Gravado em dez dias entre os estúdios Red Bull (São Paulo) e Tambor (Rio), o disco, que mistura pop, samba, rock e frevo, com estética eletrônica, deu uma canseira: “Confesso que depois fiquei uma semana de cama, com estafa, mas, como sempre na vida, não tive tempo pra sofrer. Estamos em uma nova era, conduzida pela energia feminina. Agradeço tanto a Deus, que hoje fica fácil. Deus é mãe!”, diverte-se, falando sério.

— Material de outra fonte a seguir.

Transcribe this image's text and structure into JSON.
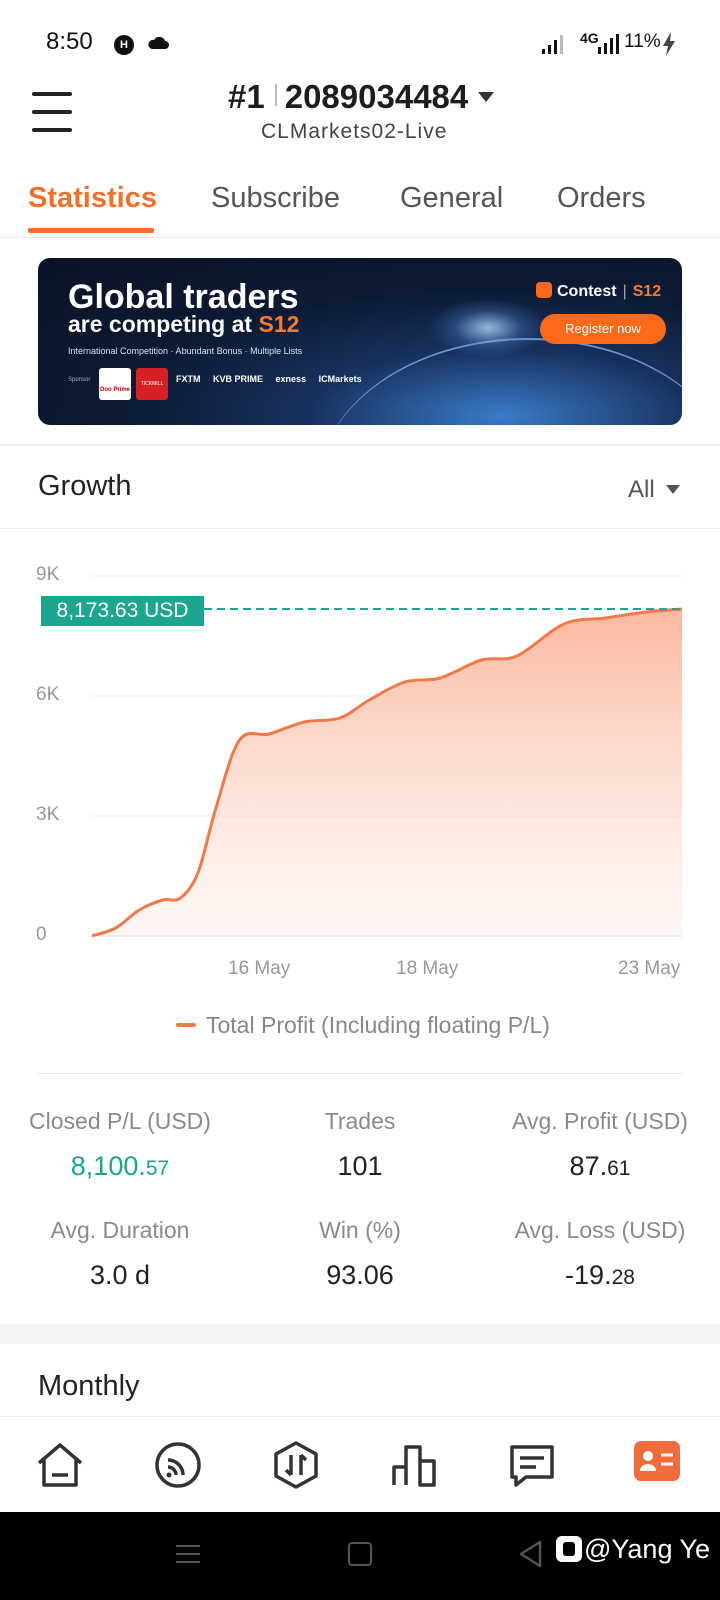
{
  "status_bar": {
    "time": "8:50",
    "network": "4G",
    "battery": "11%"
  },
  "header": {
    "account_rank": "#1",
    "account_number": "2089034484",
    "server": "CLMarkets02-Live"
  },
  "tabs": [
    {
      "label": "Statistics",
      "active": true
    },
    {
      "label": "Subscribe",
      "active": false
    },
    {
      "label": "General",
      "active": false
    },
    {
      "label": "Orders",
      "active": false
    }
  ],
  "banner": {
    "headline_1": "Global traders",
    "headline_2_prefix": "are competing at ",
    "headline_2_highlight": "S12",
    "subline": "International Competition · Abundant Bonus · Multiple Lists",
    "sponsor_label": "Sponsor",
    "sponsor_logo_1": "Doo Prime",
    "sponsor_logo_2": "TICKMILL",
    "sponsors": [
      "FXTM",
      "KVB PRIME",
      "exness",
      "ICMarkets"
    ],
    "contest_label": "Contest",
    "contest_season": "S12",
    "cta_label": "Register now"
  },
  "growth": {
    "title": "Growth",
    "range_label": "All",
    "current_value_label": "8,173.63 USD",
    "legend_label": "Total Profit (Including floating P/L)"
  },
  "chart_data": {
    "type": "area",
    "title": "Growth",
    "y_ticks": [
      "9K",
      "6K",
      "3K",
      "0"
    ],
    "x_ticks": [
      "16 May",
      "18 May",
      "23 May"
    ],
    "ylim": [
      0,
      9000
    ],
    "grid": true,
    "legend_position": "bottom",
    "series": [
      {
        "name": "Total Profit (Including floating P/L)",
        "color": "#f07a4a",
        "points": [
          {
            "x": 0.0,
            "y": 0
          },
          {
            "x": 0.04,
            "y": 200
          },
          {
            "x": 0.08,
            "y": 650
          },
          {
            "x": 0.12,
            "y": 900
          },
          {
            "x": 0.15,
            "y": 950
          },
          {
            "x": 0.18,
            "y": 1600
          },
          {
            "x": 0.21,
            "y": 3200
          },
          {
            "x": 0.25,
            "y": 4900
          },
          {
            "x": 0.3,
            "y": 5050
          },
          {
            "x": 0.36,
            "y": 5350
          },
          {
            "x": 0.42,
            "y": 5450
          },
          {
            "x": 0.47,
            "y": 5900
          },
          {
            "x": 0.53,
            "y": 6350
          },
          {
            "x": 0.59,
            "y": 6450
          },
          {
            "x": 0.66,
            "y": 6900
          },
          {
            "x": 0.72,
            "y": 7000
          },
          {
            "x": 0.8,
            "y": 7800
          },
          {
            "x": 0.87,
            "y": 7950
          },
          {
            "x": 0.94,
            "y": 8100
          },
          {
            "x": 1.0,
            "y": 8173.63
          }
        ]
      }
    ],
    "current_value": 8173.63,
    "colors": {
      "line": "#f07a4a",
      "fill_top": "#fbb49a",
      "marker": "#1aa68f"
    }
  },
  "stats": [
    {
      "label": "Closed P/L (USD)",
      "int": "8,100.",
      "dec": "57",
      "accent": true
    },
    {
      "label": "Trades",
      "int": "101",
      "dec": "",
      "accent": false
    },
    {
      "label": "Avg. Profit (USD)",
      "int": "87.",
      "dec": "61",
      "accent": false
    },
    {
      "label": "Avg. Duration",
      "int": "3.0 d",
      "dec": "",
      "accent": false
    },
    {
      "label": "Win (%)",
      "int": "93.06",
      "dec": "",
      "accent": false
    },
    {
      "label": "Avg. Loss (USD)",
      "int": "-19.",
      "dec": "28",
      "accent": false
    }
  ],
  "monthly": {
    "title": "Monthly"
  },
  "bottom_nav": [
    {
      "icon": "home-icon",
      "active": false
    },
    {
      "icon": "feed-icon",
      "active": false
    },
    {
      "icon": "trade-icon",
      "active": false
    },
    {
      "icon": "market-chart-icon",
      "active": false
    },
    {
      "icon": "messages-icon",
      "active": false
    },
    {
      "icon": "profile-card-icon",
      "active": true
    }
  ],
  "watermark": "@Yang Ye",
  "colors": {
    "accent": "#f07128",
    "positive": "#1aa68f"
  }
}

O fim de uma era machista e preconceituosa, ela já cantou em “A mulher do fim do mundo”, que ganhou o Grammy Latino como o melhor trabalho de música popular brasileira e foi escolhido pela APCA (Associação Paulista dos Críticos de Arte) como o disco do ano. O trabalho, segundo seus produtores, renovou o público de Elza que antes tinha de 50 a 60 anos, em média, e passou a ter uma galera de 19 a 35 anos, que se identifica com as bandeiras que a cantora levanta em defesa da mulher, do negro e do homossexual, contra qualquer discriminação. Entre uma taça e outra de champanhe sem álcool, descoberto na primeira classe de uma de suas viagens de avião, e suco de laranja, Elza vibrava, o tempo todo sentada na janela voltada para o mar, porque “de pé, a coluna não aguenta” – “Que venha mais um Grammy!!”. Ela comentava que não toma bebida alcoólica porque tem trauma – referência ao casamento com o craque Garrincha, que sofria de alcoolismo. “Tenho dedo podre para homem e hoje prefiro estar sozinha em paz. Ninguém deve ficar de joelho ralado pra ninguém”, alerta.

Além da música, sua vida pessoal também deve figurar do musical “Elza”, com texto de Vinícus Calderoni, direção de Duda Maia e direção musical de Pedro Luís, que a produtora Andréa Alves (dos premiados “Gonzagão”, “Auê” e “Suassuna – O auto do Reino do Sol”) leva ao Teatro Riachuelo, a partir de 19 de julho. “A mulher ainda sofre muito calada. As que vivem no campo, então, nem se fala! Fico muito mobilizada. Espero que a minha voz e a minha história ajudem a mudar isso”, anima-se a musa inspiradora. São décadas de histórias de superação e reinvenção de uma mulher que sempre esteve à frente de seu tempo, como constata o jornalista Zeca Camargo, em encontros semanais com a diva, para recolher material para a biografia que está escrevendo. “Percebi que a Elza sofreu muito racismo quando ainda era jovem e que assim que descobriu o início dos movimentos contra o preconceito se sentiu à vontade para botar a boca no mundo”. O livro sai em setembro pela editora Leya.